Update to MXNet 0.12.0

Compare
Choose a tag to compare
@fhieber fhieber released this 02 Nov 10:40
375e9b4

[1.10.1]

Changed

  • Reduced memory footprint when creating data iterators: integer sequences
    are streamed from disk when being assigned to buckets.

[1.10.0]

Changed

  • Updated MXNet dependency to 0.12 (w/ MKL support by default).
  • Changed --smoothed-cross-entropy-alpha to --label-smoothing.
    Label smoothing should now require significantly less memory due to its addition to MXNet's SoftmaxOutput operator.
  • --weight-normalization now applies not only to convolutional weight matrices, but to output layers of all decoders.
    It is also independent of weight tying.
  • Transformers now use --embed-dropout. Before they were using --transformer-dropout-prepost for this.
  • Transformers now scale their embedding vectors before adding fixed positional embeddings.
    This turns out to be crucial for effective learning.
  • .param files now use 5 digit identifiers to reduce risk of overflowing with many checkpoints.

Added

  • Added CUDA 9.0 requirements file.
  • --loss-normalization-type.
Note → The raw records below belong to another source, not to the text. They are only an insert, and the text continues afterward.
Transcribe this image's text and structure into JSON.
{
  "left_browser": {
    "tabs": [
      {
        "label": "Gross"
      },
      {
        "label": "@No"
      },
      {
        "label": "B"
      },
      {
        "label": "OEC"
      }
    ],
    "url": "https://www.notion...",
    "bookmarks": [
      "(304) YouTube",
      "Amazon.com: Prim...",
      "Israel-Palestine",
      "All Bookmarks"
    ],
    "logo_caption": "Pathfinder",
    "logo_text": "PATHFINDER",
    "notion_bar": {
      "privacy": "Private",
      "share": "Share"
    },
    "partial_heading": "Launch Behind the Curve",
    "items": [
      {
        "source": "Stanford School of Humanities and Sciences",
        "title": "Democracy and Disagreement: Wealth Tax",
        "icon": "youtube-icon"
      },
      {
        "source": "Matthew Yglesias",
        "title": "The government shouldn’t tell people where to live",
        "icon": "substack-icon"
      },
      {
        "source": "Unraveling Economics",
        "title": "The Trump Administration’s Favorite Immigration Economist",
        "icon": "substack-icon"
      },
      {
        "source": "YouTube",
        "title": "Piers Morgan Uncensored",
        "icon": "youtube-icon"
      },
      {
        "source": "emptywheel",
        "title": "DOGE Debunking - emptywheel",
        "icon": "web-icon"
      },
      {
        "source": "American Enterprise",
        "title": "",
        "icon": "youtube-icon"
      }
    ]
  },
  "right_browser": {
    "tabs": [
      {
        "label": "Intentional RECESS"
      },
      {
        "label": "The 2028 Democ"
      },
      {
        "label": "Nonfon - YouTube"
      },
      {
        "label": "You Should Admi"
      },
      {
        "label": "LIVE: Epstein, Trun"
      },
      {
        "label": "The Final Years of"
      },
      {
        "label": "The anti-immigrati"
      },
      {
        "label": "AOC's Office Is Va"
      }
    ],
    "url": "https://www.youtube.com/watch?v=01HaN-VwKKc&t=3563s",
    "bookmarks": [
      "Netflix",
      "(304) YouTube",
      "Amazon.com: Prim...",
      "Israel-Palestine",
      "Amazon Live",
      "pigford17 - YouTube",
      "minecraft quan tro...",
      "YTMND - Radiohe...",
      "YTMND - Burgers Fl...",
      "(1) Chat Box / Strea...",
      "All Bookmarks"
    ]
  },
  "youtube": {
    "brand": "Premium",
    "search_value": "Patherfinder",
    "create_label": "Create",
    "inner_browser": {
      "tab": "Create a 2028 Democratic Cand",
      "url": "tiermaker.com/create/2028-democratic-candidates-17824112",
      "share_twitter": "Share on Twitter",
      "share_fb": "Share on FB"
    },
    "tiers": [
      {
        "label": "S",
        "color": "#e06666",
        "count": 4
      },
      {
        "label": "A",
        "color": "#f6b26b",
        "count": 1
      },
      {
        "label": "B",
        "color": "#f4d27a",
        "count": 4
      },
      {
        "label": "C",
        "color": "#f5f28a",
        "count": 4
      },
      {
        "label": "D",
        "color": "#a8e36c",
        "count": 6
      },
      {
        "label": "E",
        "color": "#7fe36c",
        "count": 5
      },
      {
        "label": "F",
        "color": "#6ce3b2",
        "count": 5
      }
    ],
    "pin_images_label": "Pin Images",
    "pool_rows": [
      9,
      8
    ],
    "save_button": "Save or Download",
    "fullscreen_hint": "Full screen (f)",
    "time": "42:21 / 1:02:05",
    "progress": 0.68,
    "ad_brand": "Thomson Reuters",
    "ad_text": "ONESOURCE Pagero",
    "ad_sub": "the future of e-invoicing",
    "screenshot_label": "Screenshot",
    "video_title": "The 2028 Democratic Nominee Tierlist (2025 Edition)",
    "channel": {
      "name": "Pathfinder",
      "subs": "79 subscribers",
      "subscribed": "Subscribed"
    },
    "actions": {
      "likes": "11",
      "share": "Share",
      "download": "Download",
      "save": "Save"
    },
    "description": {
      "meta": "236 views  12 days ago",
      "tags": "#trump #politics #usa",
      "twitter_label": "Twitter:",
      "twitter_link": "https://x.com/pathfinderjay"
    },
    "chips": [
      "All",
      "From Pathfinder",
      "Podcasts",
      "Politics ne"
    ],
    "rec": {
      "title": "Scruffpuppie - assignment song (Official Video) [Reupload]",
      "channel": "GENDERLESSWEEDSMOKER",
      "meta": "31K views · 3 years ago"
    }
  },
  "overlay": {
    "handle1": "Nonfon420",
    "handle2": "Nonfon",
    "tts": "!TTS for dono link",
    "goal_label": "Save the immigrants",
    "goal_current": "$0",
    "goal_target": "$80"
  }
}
Added a new flag to control loss normalization. New default is to normalize
    by the number of valid, non-PAD tokens instead of the batch size.
  • --weight-init-xavier-factor-type. Added new flag to control Xavier factor type when --weight-init=xavier.
  • --embed-weight-init. Added new flag for initialization of embeddings matrices.

Removed

  • --smoothed-cross-entropy-alpha argument. See above.
  • --normalize-loss argument. See above.

[1.9.0]

Added

  • Batch decoding. New options for the translate CLI: --batch-size and --chunk-size. Translator.translate()
    now accepts and returns lists of inputs and outputs.

[1.8.4]

Added

  • Exposing the MXNet KVStore through the --kvstore argument, potentially enabling distributed training.

[1.8.3]

Added

  • Optional smart rollback of parameters and optimizer states after updating the learning rate
    if not improved for x checkpoints. New flags: --learning-rate-decay-param-reset,
    --learning-rate-decay-optimizer-states-reset

[1.8.2]

Fixed

  • The RNN variational dropout mask is now independent of the input
    (previously any zero initial state led to the first state being canceled).
  • Correctly pass self.dropout_inputs float to mx.sym.Dropout in VariationalDropoutCell.

[1.8.1]

Changed

  • Instead of truncating sentences exceeding the maximum input length they are now translated in chunks.